Сегодня взял из садика Маринку, и мы ходили с ней в сквер кормить воробьев. У нее шарики все же работают. Когда мы дома крошили черствый хлеб и пальчики у нее устали, она вдруг предложила: «Дядя Валера, а давайте этот хлеб перемясорубим!» Мы разыскали твою мясорубку, и вправду дело пошло посерьезней. Я бы сроду не догадался. Последние дни Маринка живет у Зины – в порядке исполнения твоего наказа. Кроме того, я температурил немного, продуло где-то. Ты же знаешь, я не боюсь купаться в ледяной воде, обтираться снегом, но вот сквозняк для меня погибель. Два дня пришлось проваляться. Зина с Маринкой вчера навестили меня, и поросенок даже заплакал, испугавшись, что я умру.
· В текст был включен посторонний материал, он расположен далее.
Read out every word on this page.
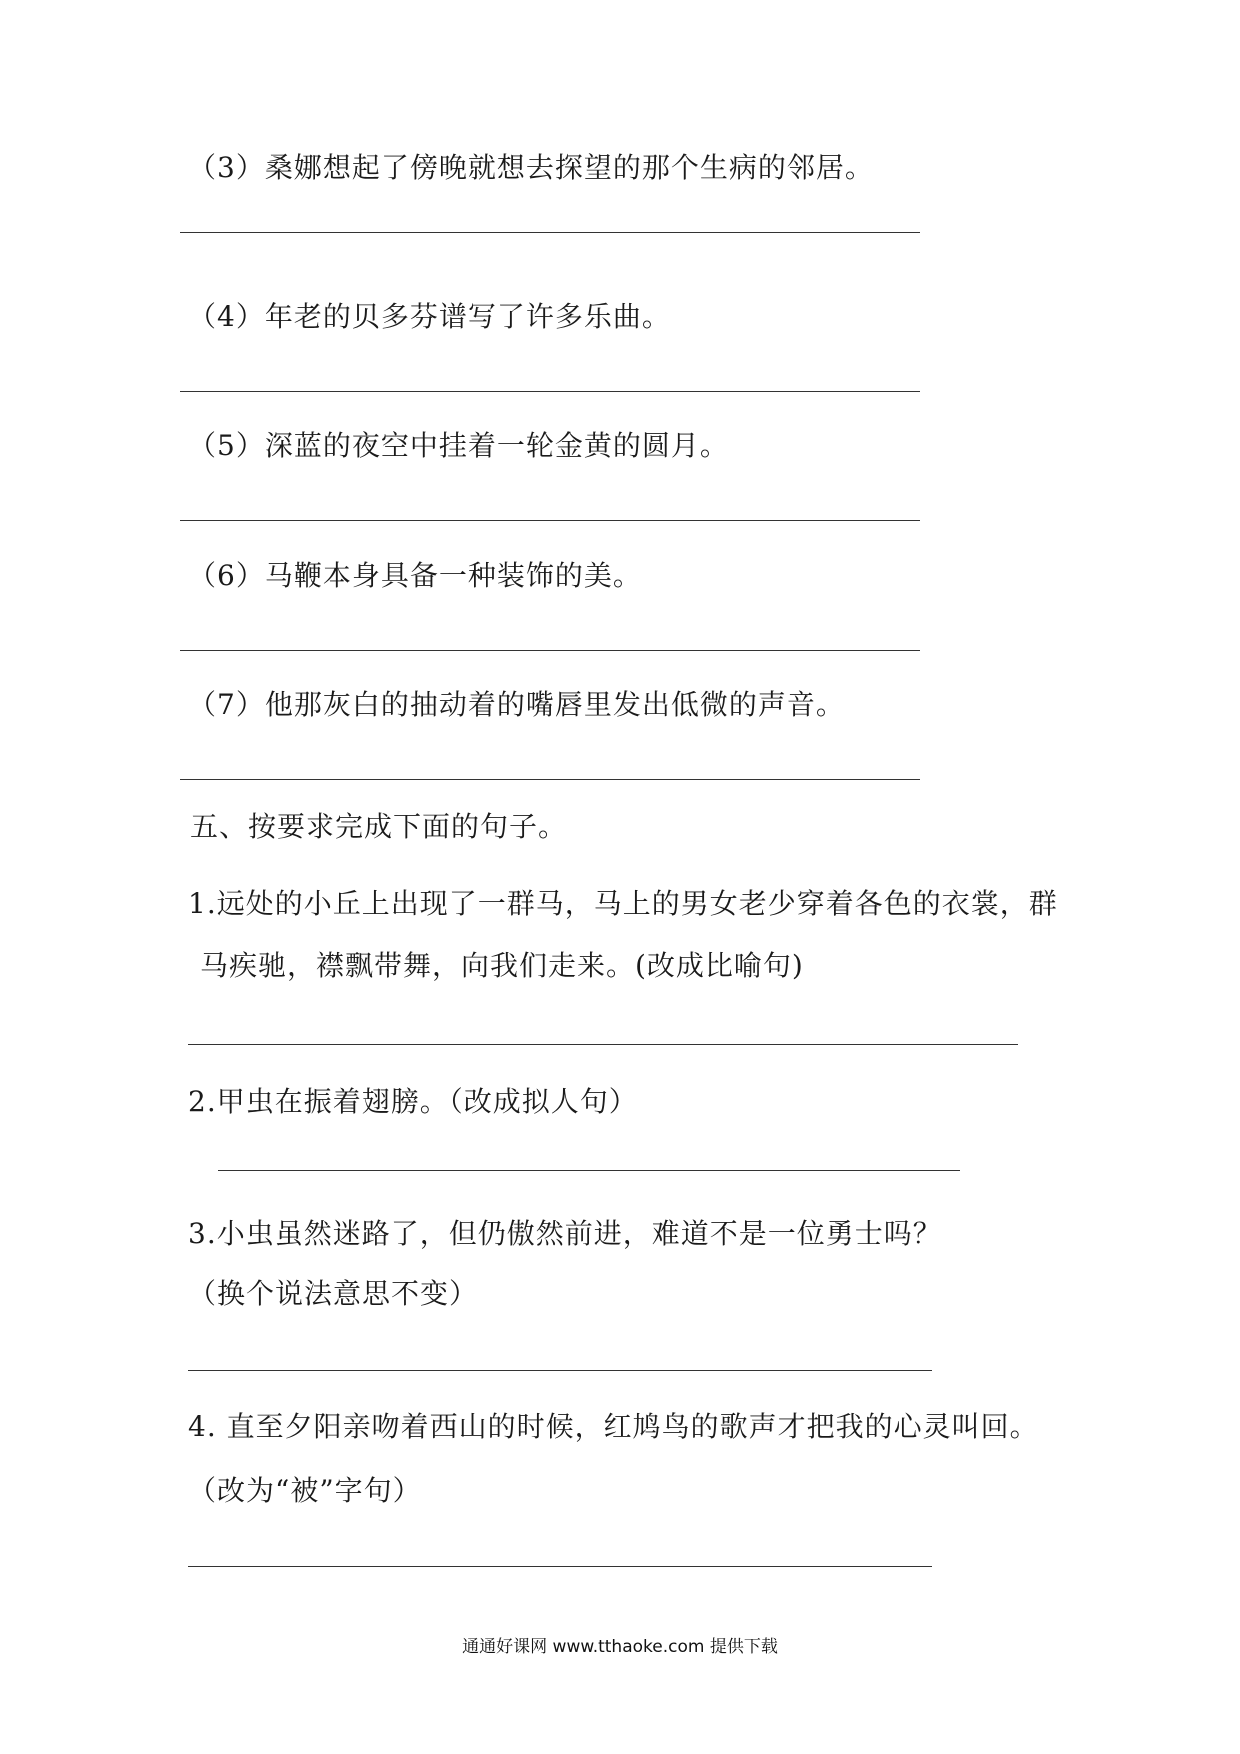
（3）桑娜想起了傍晚就想去探望的那个生病的邻居。
（4）年老的贝多芬谱写了许多乐曲。
（5）深蓝的夜空中挂着一轮金黄的圆月。
（6）马鞭本身具备一种装饰的美。
（7）他那灰白的抽动着的嘴唇里发出低微的声音。
五、按要求完成下面的句子。
1.远处的小丘上出现了一群马，马上的男女老少穿着各色的衣裳，群
马疾驰，襟飘带舞，向我们走来。(改成比喻句)
2.甲虫在振着翅膀。（改成拟人句）
3.小虫虽然迷路了，但仍傲然前进，难道不是一位勇士吗？
（换个说法意思不变）
4. 直至夕阳亲吻着西山的时候，红鸠鸟的歌声才把我的心灵叫回。
（改为“被”字句）
通通好课网 www.tthaoke.com 提供下载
Приходил Славка и рассказывал, что на какой-то буровой недалеко от города есть постоянная работа для двух сменных радистов. Оклад 96 рублей, дают общежитие в городе и каждый день будут возить туда и обратно. Соблазнительно. Я буду полностью независим от некоторых милых сотрудничков, больше получать, стану работать по специальности, иметь свою койку. Конечно, условно свою.
Очень жаль, что тебя нет и посоветоваться не с кем насчет работы. Зина сказала, что дополнительные 26 рублей – не фонтан, и я в общем согласен с ней, однако они не помешали бы, правда? Славке я сказал, чтоб он пока один устраивался на буровую.
Нигде не бываю. До двенадцати занимаюсь, потом немного повожусь по хозяйству – и спать до пяти. Встаю по твоему дребезжащему будильнику – и снова за учебники. Немного, конечно, странно в двадцать семь лет садиться за школьные тетради, но я твердо решил пройти через это.
С нетерпением жду тебя и твоего окончательного ответа. Если ты мне скажешь «нет», то это будет для меня чем-то вроде внезапной остановки Земли: все полетит к чертям собачьим, перемелется в пыль и труху. Из такой переделки я, конечно, выберусь как-нибудь, но стану моральным уродом, по сравнению с которым любой архиурод будет выглядеть ангелочком.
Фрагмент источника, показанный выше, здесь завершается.